Accounting for competence advantages in the Gymnasium (reading and math) by school grade. (Source: Own illustration based on Traini et al. (2021). Coefficients for the academic track (vs. non-academic tracks) with 95% confidence bars from linear regression models, controlling for mediator variables as indicated in the graph)

7 Conclusions

The aim of this chapter was to provide empirical evidence on two research questions that arose out of a concern that the expansion of alternative pathways to higher education eligibility might have led to unintended consequences regarding the inclusion of students with disadvantaged social backgrounds in higher education.

The first question simply targeted on an assessment of the leverage of these alternative routes in reducing social inequality in access to higher education. Previous research already expressed doubts as to whether an expansion of alternative pathways to higher education eligibility is a suitable measure to reduce social inequality in a sustainable way, and the findings from our ARtHEE project further corroborate these doubts. By providing more rigorous evidence with our simulation analyses, we can only conclude that it is very unlikely that the expansion of alternative routes has caused any meaningful reduction in the level of social inequality in access to higher education. It appears that the reforms have not even contributed much to a reduction of inequalities in access to higher education eligibility.
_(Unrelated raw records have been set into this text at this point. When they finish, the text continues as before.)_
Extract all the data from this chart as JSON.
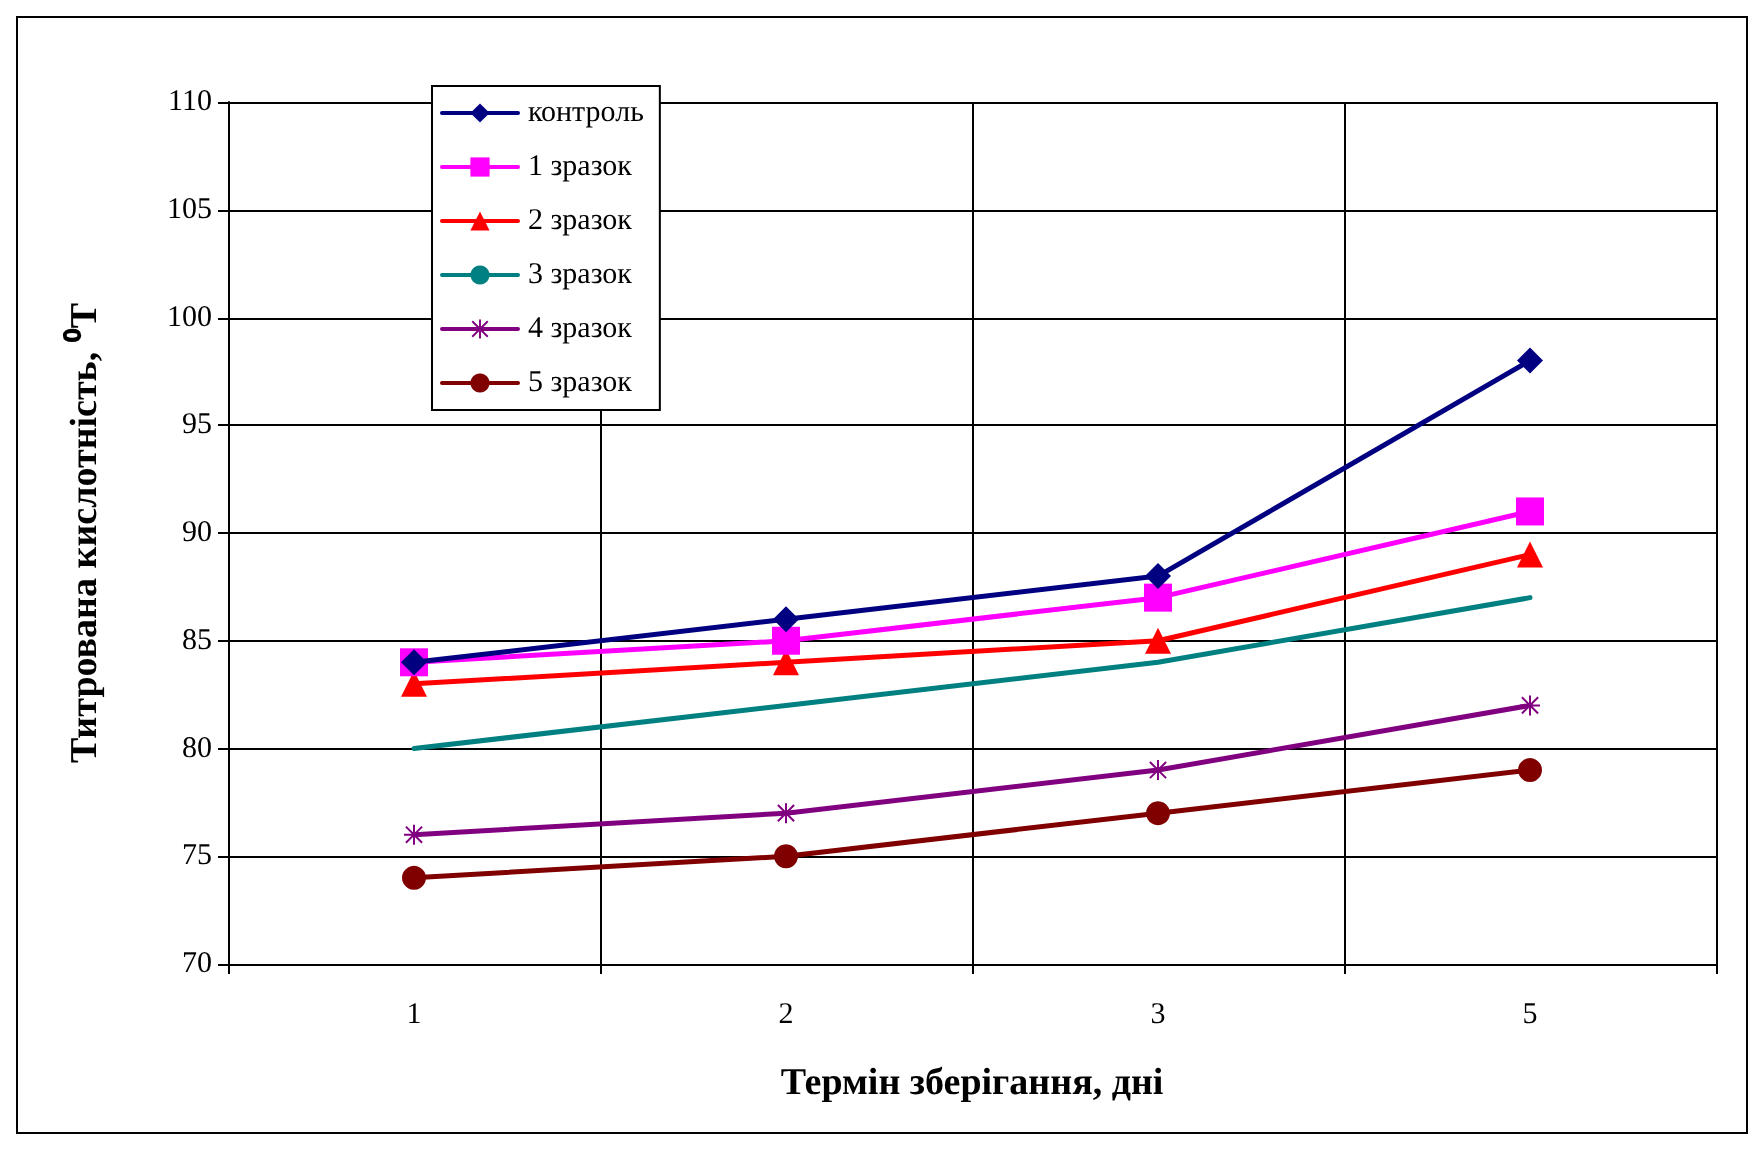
{
  "chart_data": {
    "type": "line",
    "xlabel": "Термін зберігання, дні",
    "ylabel": "Титрована кислотність, ⁰T",
    "categories": [
      "1",
      "2",
      "3",
      "5"
    ],
    "series": [
      {
        "name": "контроль",
        "color": "#000080",
        "marker": "diamond",
        "values": [
          84,
          86,
          88,
          98
        ]
      },
      {
        "name": "1 зразок",
        "color": "#ff00ff",
        "marker": "square",
        "values": [
          84,
          85,
          87,
          91
        ]
      },
      {
        "name": "2 зразок",
        "color": "#ff0000",
        "marker": "triangle",
        "values": [
          83,
          84,
          85,
          89
        ]
      },
      {
        "name": "3 зразок",
        "color": "#008080",
        "marker": "none",
        "values": [
          80,
          82,
          84,
          87
        ]
      },
      {
        "name": "4 зразок",
        "color": "#800080",
        "marker": "star",
        "values": [
          76,
          77,
          79,
          82
        ]
      },
      {
        "name": "5 зразок",
        "color": "#800000",
        "marker": "circle",
        "values": [
          74,
          75,
          77,
          79
        ]
      }
    ],
    "ylim": [
      70,
      110
    ],
    "yticks": [
      70,
      75,
      80,
      85,
      90,
      95,
      100,
      105,
      110
    ],
    "grid": true,
    "legend": "top left"
  }
}
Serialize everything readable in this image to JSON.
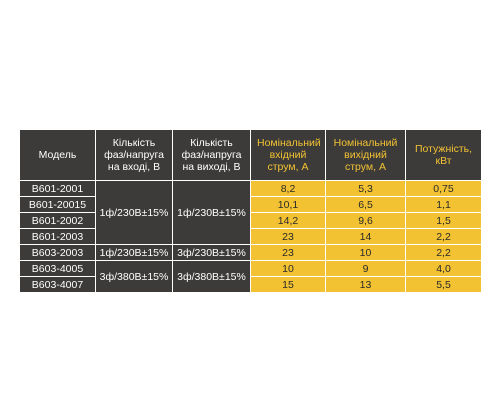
{
  "table": {
    "header": [
      "Модель",
      "Кількість фаз/напруга на вході, В",
      "Кількість фаз/напруга на виході, В",
      "Номінальний вхідний струм, А",
      "Номінальний вихідний струм, А",
      "Потужність, кВт"
    ],
    "models": [
      "В601-2001",
      "В601-20015",
      "В601-2002",
      "В601-2003",
      "В603-2003",
      "В603-4005",
      "В603-4007"
    ],
    "input_phase": [
      "1ф/230В±15%",
      "1ф/230В±15%",
      "3ф/380В±15%"
    ],
    "output_phase": [
      "1ф/230В±15%",
      "3ф/230В±15%",
      "3ф/380В±15%"
    ],
    "input_current": [
      "8,2",
      "10,1",
      "14,2",
      "23",
      "23",
      "10",
      "15"
    ],
    "output_current": [
      "5,3",
      "6,5",
      "9,6",
      "14",
      "10",
      "9",
      "13"
    ],
    "power": [
      "0,75",
      "1,1",
      "1,5",
      "2,2",
      "2,2",
      "4,0",
      "5,5"
    ]
  }
}
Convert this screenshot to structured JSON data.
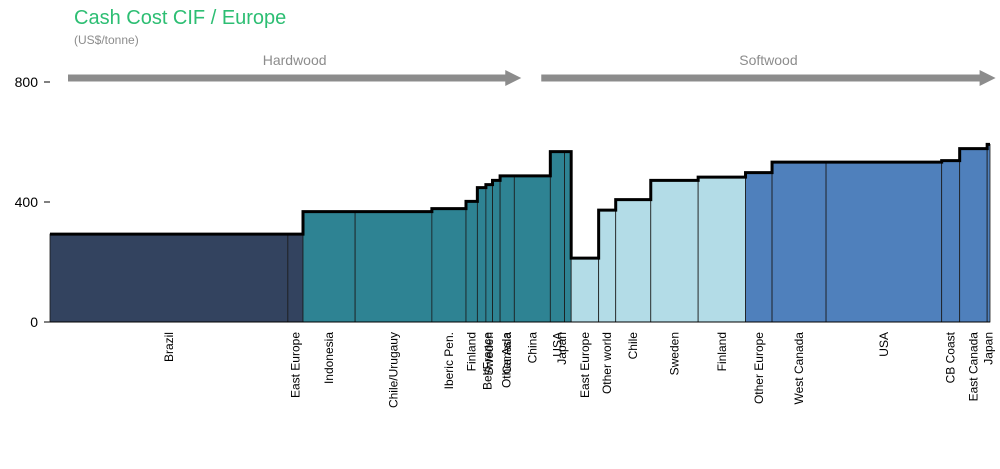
{
  "chart_data": {
    "type": "bar",
    "title": "Cash Cost CIF / Europe",
    "subtitle": "(US$/tonne)",
    "xlabel": "",
    "ylabel": "",
    "ylim": [
      0,
      800
    ],
    "yticks": [
      0,
      400,
      800
    ],
    "grid": false,
    "x_unit": "capacity",
    "groups": [
      {
        "label": "Hardwood",
        "range": [
          0,
          51
        ]
      },
      {
        "label": "Softwood",
        "range": [
          51,
          100
        ]
      }
    ],
    "categories": [
      "Brazil",
      "East Europe",
      "Indonesia",
      "Chile/Urugauy",
      "Iberic Pen.",
      "Finland",
      "Bel/France",
      "Sweden",
      "Other Asia",
      "Canada",
      "China",
      "USA",
      "Japan",
      "East Europe",
      "Other world",
      "Chile",
      "Sweden",
      "Finland",
      "Other Europe",
      "West Canada",
      "USA",
      "CB Coast",
      "East Canada",
      "Japan"
    ],
    "widths": [
      25.1,
      1.6,
      5.5,
      8.1,
      3.6,
      1.2,
      0.9,
      0.7,
      0.8,
      1.5,
      3.8,
      1.5,
      0.7,
      2.9,
      1.8,
      3.7,
      5.0,
      5.0,
      2.8,
      5.7,
      12.2,
      1.9,
      2.9,
      0.3
    ],
    "values": [
      293,
      293,
      368,
      368,
      378,
      402,
      448,
      458,
      472,
      487,
      487,
      568,
      568,
      213,
      373,
      408,
      472,
      483,
      498,
      533,
      533,
      538,
      578,
      592
    ],
    "colors": [
      "#33435F",
      "#33435F",
      "#2E8393",
      "#2E8393",
      "#2E8393",
      "#2E8393",
      "#2E8393",
      "#2E8393",
      "#2E8393",
      "#2E8393",
      "#2E8393",
      "#2E8393",
      "#2E8393",
      "#B3DCE7",
      "#B3DCE7",
      "#B3DCE7",
      "#B3DCE7",
      "#B3DCE7",
      "#4F80BC",
      "#4F80BC",
      "#4F80BC",
      "#4F80BC",
      "#4F80BC",
      "#4F80BC"
    ],
    "title_color": "#2DBE73",
    "arrow_color": "#8C8C8C"
  }
}
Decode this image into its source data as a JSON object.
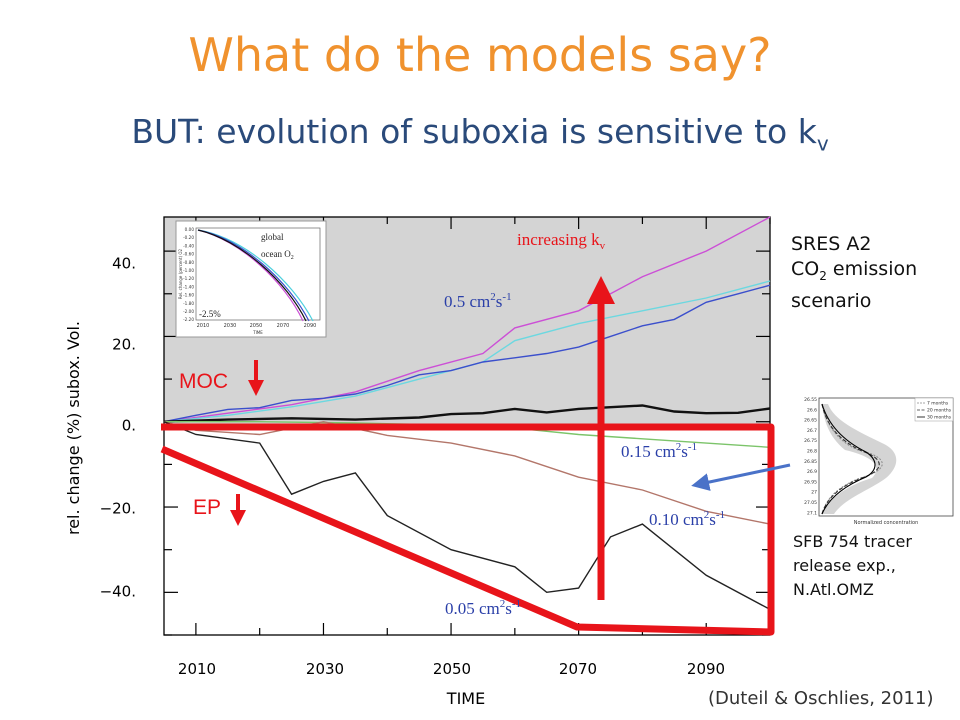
{
  "title": "What do the models say?",
  "subtitle": {
    "text": "BUT: evolution of suboxia is sensitive to k",
    "subscript": "v"
  },
  "scenario": {
    "line1": "SRES A2",
    "line2_prefix": "CO",
    "line2_sub": "2",
    "line2_suffix": " emission",
    "line3": "scenario"
  },
  "tracer_note": {
    "line1": "SFB 754 tracer",
    "line2": "release exp.,",
    "line3": "N.Atl.OMZ"
  },
  "citation": "(Duteil & Oschlies, 2011)",
  "annotations": {
    "increasing_kv_prefix": "increasing k",
    "increasing_kv_sub": "v",
    "moc": "MOC",
    "ep": "EP",
    "kv_05": "0.5 cm",
    "kv_015": "0.15 cm",
    "kv_010": "0.10 cm",
    "kv_005": "0.05 cm",
    "unit_sup1": "2",
    "unit_mid": "s",
    "unit_sup2": "-1"
  },
  "colors": {
    "title": "#f0922e",
    "subtitle": "#2a4a7a",
    "arrow_red": "#e8141a",
    "plot_bg": "#d4d4d4",
    "arrow_blue": "#4a72c8"
  },
  "inset": {
    "label_line1": "global",
    "label_line2": "ocean O",
    "label_sub": "2",
    "percent": "-2.5%",
    "yticks": [
      "0.00",
      "-0.20",
      "-0.40",
      "-0.60",
      "-0.80",
      "-1.00",
      "-1.20",
      "-1.40",
      "-1.60",
      "-1.80",
      "-2.00",
      "-2.20"
    ],
    "xticks": [
      "2010",
      "2030",
      "2050",
      "2070",
      "2090"
    ],
    "ylabel": "Rel. change (percent) O2",
    "xlabel": "TIME"
  },
  "tracer_plot": {
    "legend": [
      "7 months",
      "20 months",
      "30 months"
    ],
    "yticks": [
      "26.55",
      "26.6",
      "26.65",
      "26.7",
      "26.75",
      "26.8",
      "26.85",
      "26.9",
      "26.95",
      "27",
      "27.05",
      "27.1"
    ],
    "xlabel": "Normalized concentration"
  },
  "chart_data": {
    "type": "line",
    "title": "",
    "xlabel": "TIME",
    "ylabel": "rel. change (%) subox. Vol.",
    "xlim": [
      2005,
      2100
    ],
    "ylim": [
      -50,
      48
    ],
    "xticks": [
      "2010",
      "2030",
      "2050",
      "2070",
      "2090"
    ],
    "yticks": [
      "40.",
      "20.",
      "0.",
      "−20.",
      "−40."
    ],
    "ytick_values": [
      40,
      20,
      0,
      -20,
      -40
    ],
    "grid": false,
    "series": [
      {
        "name": "0.5 cm2s-1",
        "color": "#cc4fd6",
        "x": [
          2005,
          2015,
          2025,
          2035,
          2045,
          2055,
          2060,
          2070,
          2080,
          2090,
          2100
        ],
        "y": [
          0,
          2,
          4,
          7,
          12,
          16,
          22,
          26,
          34,
          40,
          48
        ]
      },
      {
        "color": "#6cd8e0",
        "x": [
          2005,
          2015,
          2025,
          2035,
          2045,
          2055,
          2060,
          2070,
          2080,
          2090,
          2100
        ],
        "y": [
          0,
          1.5,
          3.5,
          6,
          10,
          14,
          19,
          23,
          26,
          29,
          33
        ]
      },
      {
        "color": "#3b4fcc",
        "x": [
          2005,
          2010,
          2015,
          2020,
          2025,
          2030,
          2035,
          2040,
          2045,
          2050,
          2055,
          2060,
          2065,
          2070,
          2075,
          2080,
          2085,
          2090,
          2095,
          2100
        ],
        "y": [
          0,
          1.5,
          2.9,
          3.3,
          5.0,
          5.5,
          6.5,
          8.5,
          11.0,
          12.0,
          14.0,
          15.0,
          16.0,
          17.5,
          20.0,
          22.5,
          24.0,
          28.0,
          30.0,
          32.0
        ]
      },
      {
        "name": "0.15 cm2s-1",
        "color": "#111111",
        "x": [
          2005,
          2015,
          2025,
          2035,
          2045,
          2050,
          2055,
          2060,
          2065,
          2070,
          2075,
          2080,
          2085,
          2090,
          2095,
          2100
        ],
        "y": [
          0,
          0.5,
          0.8,
          0.5,
          1.0,
          1.8,
          2.0,
          3.0,
          2.2,
          3.0,
          3.4,
          3.8,
          2.4,
          2.0,
          2.1,
          3.1
        ]
      },
      {
        "color": "#7cc46a",
        "x": [
          2005,
          2020,
          2035,
          2050,
          2060,
          2070,
          2080,
          2090,
          2100
        ],
        "y": [
          0,
          0,
          -0.3,
          -0.8,
          -1.5,
          -3,
          -4,
          -5,
          -6
        ]
      },
      {
        "name": "0.10 cm2s-1",
        "color": "#b3766a",
        "x": [
          2005,
          2010,
          2020,
          2030,
          2040,
          2050,
          2060,
          2070,
          2080,
          2090,
          2100
        ],
        "y": [
          0,
          -2,
          -3,
          0,
          -3.2,
          -5,
          -8,
          -13,
          -16,
          -21,
          -24
        ]
      },
      {
        "name": "0.05 cm2s-1",
        "color": "#222222",
        "x": [
          2005,
          2010,
          2020,
          2025,
          2030,
          2035,
          2040,
          2050,
          2060,
          2065,
          2070,
          2075,
          2080,
          2090,
          2100
        ],
        "y": [
          0,
          -3,
          -5,
          -17,
          -14,
          -12,
          -22,
          -30,
          -34,
          -40,
          -39,
          -27,
          -24,
          -36,
          -44
        ]
      }
    ]
  }
}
The second question was directed towards explanations for why the expansion of alternative routes did not have an effect on the level of inequality. We argued that the reforms triggered unintended diversion processes that ran counter to the initially intended inclusion effects. A consequence of these diversion processes is that students are exposed to learning environments that can affect both their educational or occupational goals and their cognitive development. We have provided empirical evidence for either mechanism. First, students in non-academic secondary school tracks are more likely than students in the academic track to adjust their educational aspirations in a downward direction. Second, the development of cognitive competencies in the former group clearly falls behind that of the latter group. We have done our best to be able to ascribe those differences to influences of the school track net of all variation in the characteristics of their students. We also found evidence that these differences are routed in contextual factors and influences of the different learning environments that the school tracks represent.

Taken together, the findings of our project clearly indicate that one goal that has been associated with the educational reforms—namely, opening up access routes to higher education for students of disadvantaged origin and thus reducing social inequalities in higher education attainment—has not been reached. Our theoretical explanations and the empirical evidence we found for them showed that policy measures that do not take into account socially selective behavioural incentives can suffer from serious limitations in their effectiveness.